There is a need to predict the risk of allergic diseases, especially in young, pre-school children. In these children, allergy is difficult to diagnose. Prof. Gerard Koppelman, paediatric pulmonologist at UMCG and initiator of the project, explains: 'Young children often suffer from brief illnesses in which the symptoms may resemble an allergic condition, for example attacks of shortness of breath or frequent colds. It is then difficult to diagnose chronic allergic disease. After all, we should try to avoid prescribing medication for an allergic condition if it is not necessary. An algorithm provides additional insight to make a better diagnosis.'
Over the past decade, the amount of human DNA data has doubled every seven months. This data comes from different layers of the human genome, called multi-omics, and offers a new and unprecedented level of insight into diseases. The Groningen Research Institute for Asthma and COPD (GRIAC) has such unique DNA data from blood and nasal cells of participants in the national birth cohort 'Prevention and Incidence of Asthma and Mite Allergy' (PIAMA). In this cohort, participants are followed from birth in 1996/97. By analysing this DNA data on a large scale, the researchers found three DNA makers in nasal cells that were determinants of developing allergic disease. They were also able to show that these three DNA markers were associated with an inflammatory response in nasal cells. The developed algorithm can calculate a risk score for allergic disease based on these three DNA markers and use it to make a diagnosis.
To diagnose allergic disease in children, different methods are now often used. For asthma, a lung function test is usually done, but this is often not yet possible in younger children (up to 6 years old), so the doctor has to make the diagnosis based on certain symptoms, such as shortness of breath and a wheezing sound when breathing. To diagnose hay fever, a blood test or skin test is done in addition to looking at known symptoms such as cold symptoms and a runny nose. A blood test in particular is an invasive test that can be perceived as unpleasant for (young) children. To make diagnosing in children more gentle and effective, Koppelman wants to develop a non-invasive nasal swab based on the three DNA markers identified in the current study.

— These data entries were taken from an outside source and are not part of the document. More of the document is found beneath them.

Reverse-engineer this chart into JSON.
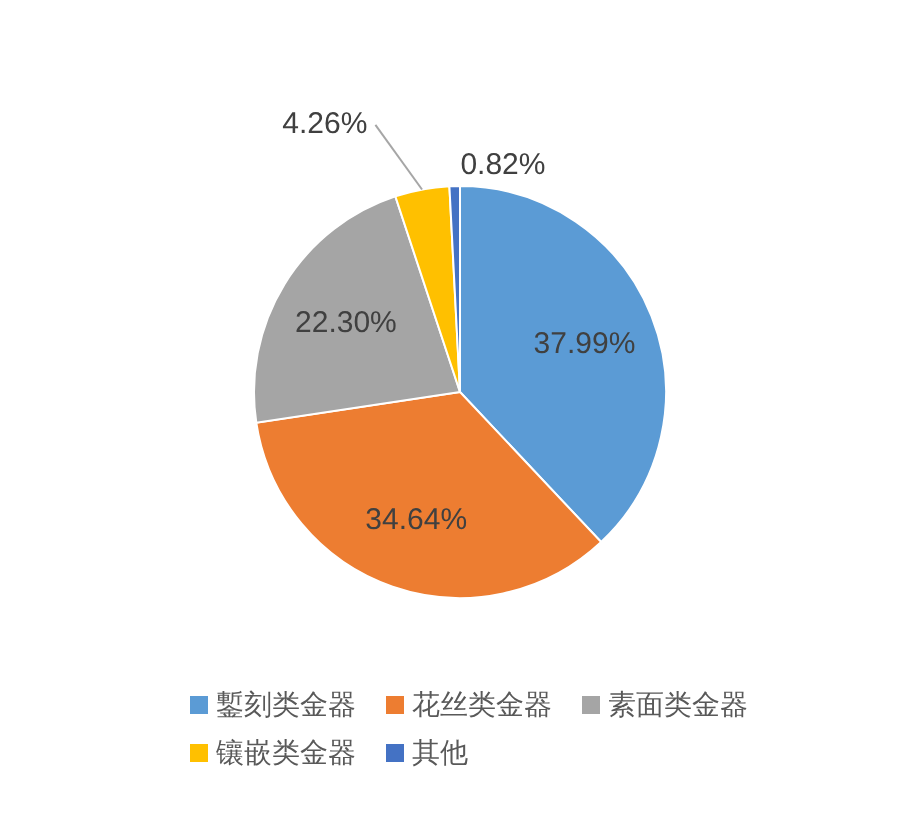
{
  "chart_data": {
    "type": "pie",
    "categories": [
      "鏨刻类金器",
      "花丝类金器",
      "素面类金器",
      "镶嵌类金器",
      "其他"
    ],
    "values": [
      37.99,
      34.64,
      22.3,
      4.26,
      0.82
    ],
    "colors": [
      "#5b9bd5",
      "#ed7d31",
      "#a5a5a5",
      "#ffc000",
      "#4472c4"
    ],
    "value_labels": [
      "37.99%",
      "34.64%",
      "22.30%",
      "4.26%",
      "0.82%"
    ],
    "legend": "bottom"
  }
}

The algorithm also works well in children in other populations. The algorithm accurately diagnosed allergic diseases in an independent Puerto Rican cohort. This indicates that the algorithm indeed captures general biological signals present in other ethnic groups. This external testing is the golden standard in medical research to test whether the findings are reliable. However, the current algorithm was developed for 16-year-olds. As a result, the researchers found that the algorithm is less accurate two cohorts with 6-year-old children. Koppelman: 'Although this discovery is an important step forward in the application of artificial intelligence to diagnose allergy, we need to calibrate our algorithm for the younger age group in the future.'
In 2019, UMCG and MIcompany joined forces to conduct research by applying the latest techniques in artificial intelligence to complex, biomedical problems. Initiated by Gerard Koppelman and Marnix Bügel (founding partner MIcompany), the new algorithm was developed by a joint research team as part of this public-private partnership. The combination of expertise was key to the success of this study: artificial intelligence enables researchers to analyse large and complex data sets in a new way, and a deep understanding of such data and the underlying biology is crucial to reach meaningful conclusions.